Anonymous denies that it’s them

When the administrators of the disused YourAnonNews noticed that their numbers were spiking without them posting anything, they tweeted that they “had no idea what was going on.” They tried to play along, “tweeting nonsense and asking not to be retweeted, only to see those tweets repeated hundreds of thousands of times.” Twitter is playing dumb about it.

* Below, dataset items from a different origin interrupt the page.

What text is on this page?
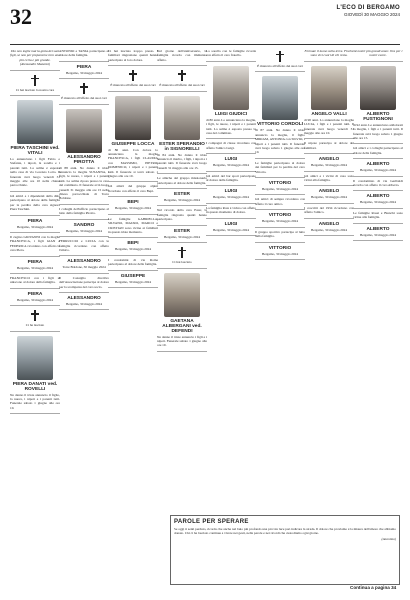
32	L'ECO DI BERGAMO
GIOVEDÌ 30 MAGGIO 2024
Dio non toglie mai la gioia dei suoi figli, se non per prepararne loro una più certa e più grande.
(Alessandro Manzoni)
Ci hai lasciato la nostra cara
PIERA TASCHINI ved. VITALI
Lo annunciano i figli Fabio e Stefania, i nipoti, la sorella e i parenti tutti. La salma è esposta nella casa di via Lorenzo Lotto. Il funerale avrà luogo venerdì 31 maggio alle ore 10 nella chiesa parrocchiale.
Gli amici e i dipendenti della ditta partecipano al dolore della famiglia per la perdita della cara signora Piera Taschini.
PIERA
Bergamo, 30 maggio 2024
Il cugino GIOVANNI con la moglie FRANCESCA, i figli GIAN e FEDERICA ricordano con affetto la cara Piera.
PIERA
Bergamo, 30 maggio 2024
FRANCESCO con i figli si uniscono al dolore della famiglia.
PIERA
Bergamo, 30 maggio 2024
Ci ha lasciato
PIERA DANATI ved. ROVELLI
Ne danno il triste annuncio il figlio, la nuora, i nipoti e i parenti tutti. Funerale sabato 1 giugno alle ore 10.
ANTONIO e TANIA partecipano al dolore della famiglia.
PIERA
Bergamo, 30 maggio 2024
È mancato all'affetto dei suoi cari
ALESSANDRO PIROTTA
di 88 anni. Ne danno il triste annuncio la moglie SUSANNA, i figli, le nuore, i nipoti e i parenti tutti. La salma riposa presso la casa del commiato. Il funerale avrà luogo venerdì 31 maggio alle ore 15 nella chiesa parrocchiale di Torre Boldone.
I colleghi dell'ufficio partecipano al lutto della famiglia Pirotta.
SANDRO
Bergamo, 30 maggio 2024
FERRUCCIO e LUCIA con le famiglie ricordano con affetto l'amico.
ALESSANDRO
Torre Boldone, 30 maggio 2024
Il Consiglio direttivo dell'Associazione partecipa al dolore per la scomparsa del caro socio.
ALESSANDRO
Bergamo, 30 maggio 2024
Ci hai lasciato troppo presto. I familiari ringraziano quanti hanno partecipato al loro dolore.
È mancata all'affetto dei suoi cari
GIUSEPPE LOCCA
di 86 anni. Con dolore lo annunciano la moglie FRANCESCA, i figli CLAUDIA con MASSIMO, PIETRO, DOMENICO, i nipoti e i parenti tutti. Il funerale si terrà sabato 1 giugno alle ore 10.
Gli amici del gruppo alpini ricordano con affetto il caro Bepi.
BEPI
Bergamo, 30 maggio 2024
Le famiglie GABRIELLA, SILVANO, MAURO, MARCO e CRISTIAN sono vicine ai familiari in questo triste momento.
BEPI
Bergamo, 30 maggio 2024
I condomini di via Roma partecipano al dolore della famiglia.
GIUSEPPE
Bergamo, 30 maggio 2024
Nel giorno dell'anniversario, la famiglia ricorda con immutato affetto.
È mancata all'affetto dei suoi cari
ESTER SPERANDIO in SIGNORELLI
di 84 anni. Ne danno il triste annuncio il marito, i figli, i nipoti e i parenti tutti. Il funerale avrà luogo venerdì 31 maggio alle ore 15.
Le amiche del gruppo missionario partecipano al dolore della famiglia.
ESTER
Bergamo, 30 maggio 2024
Nel ricordo della cara Ester, la famiglia ringrazia quanti hanno partecipato.
ESTER
Bergamo, 30 maggio 2024
Ci hai lasciato
GAETANA ALBERGANI ved. DEFENDI
Ne danno il triste annuncio i figli e i nipoti. Funerale sabato 1 giugno alle ore 10.
La sorella con le famiglie ricorda con affetto il caro fratello.
LUIGI GIUDICI
di 80 anni. Lo annunciano la moglie, i figli, le nuore, i nipoti e i parenti tutti. La salma è esposta presso la casa del commiato.
I compagni di classe ricordano con affetto l'amico Luigi.
LUIGI
Bergamo, 30 maggio 2024
Gli amici del bar sport partecipano al dolore della famiglia.
LUIGI
Bergamo, 30 maggio 2024
La famiglia Rota è vicina con affetto in questo momento di dolore.
LUIGI
Bergamo, 30 maggio 2024
È mancato all'affetto dei suoi cari
VITTORIO CORDOLI
di 87 anni. Ne danno il triste annuncio la moglie, il figlio MIRIAM, ANTONIA con SILVIO, i nipoti e i parenti tutti. Il funerale avrà luogo sabato 1 giugno alle ore 10.
Le famiglie partecipano al dolore dei familiari per la perdita del caro Vittorio.
VITTORIO
Bergamo, 30 maggio 2024
Gli amici di sempre ricordano con affetto il caro amico.
VITTORIO
Bergamo, 30 maggio 2024
Il gruppo sportivo partecipa al lutto della famiglia.
VITTORIO
Bergamo, 30 maggio 2024
Fermate il tuono sulla terra. Finché sono vivi cuori di chi resta.
ANGELO VALLI
di 90 anni. Lo annunciano la moglie LUCIA, i figli e i parenti tutti. Il funerale avrà luogo venerdì 31 maggio alle ore 10.
Il nipote partecipa al dolore dei familiari.
ANGELO
Bergamo, 30 maggio 2024
Gli amici e i vicini di casa sono vicini alla famiglia.
ANGELO
Bergamo, 30 maggio 2024
I coscritti del 1934 ricordano con affetto l'amico.
ANGELO
Bergamo, 30 maggio 2024
Ai nostri più grandi amor. Ora per i nostri cuore.
ALBERTO FUSTIGNONI
di 92 anni. Le annunciano addolorati la moglie, i figli e i parenti tutti. Il funerale avrà luogo sabato 1 giugno alle ore 15.
Gli amici e i colleghi partecipano al dolore della famiglia.
ALBERTO
Bergamo, 30 maggio 2024
Il condominio di via Garibaldi ricorda con affetto il caro Alberto.
ALBERTO
Bergamo, 30 maggio 2024
Le famiglie Rossi e Bianchi sono vicine alla famiglia.
ALBERTO
Bergamo, 30 maggio 2024
PAROLE PER SPERARE
Se oggi ti senti perduto, ricorda che anche nel buio più profondo una piccola luce può indicare la strada. Il dolore che proviamo è la misura dell'amore che abbiamo donato. Chi ci ha lasciato continua a vivere nei gesti, nelle parole e nei ricordi che custodiamo ogni giorno.
(Anonimo)
Continua a pagina 34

Liz Kelley, a spokesperson for Twitter, announced that they haven’t seen any “evidence” of “substantial coordinated activity” between the old accounts but they did admit deleting “one spammy new one brought to its attention by a researcher Tuesday.” Not only that, they “have seen a few accounts change their profile names, photos, etc. in an attempt to visibly associate with the group and gain followers.”

For instance, AnonNewz “deleted all prior tweets before June 1, when it started promoting protests.” They missed a spot in their cleaning efforts. “it had neglected to delete its old ‘likes,’ which were about Korean pop music, and it had interacted in the past with other K-pop fans touting giveaways.” Twitter closed the account.

Kelley points out that “anyone can call themselves a member of Anonymous and adopt its Guy Fawkes mask, other imagery and slogans.” Just because they use the phrase “we are legion” doesn’t mean they are the real thing. Anonymous “has no acknowledged leaders, making it more of a brand than an ordinary assemblage.”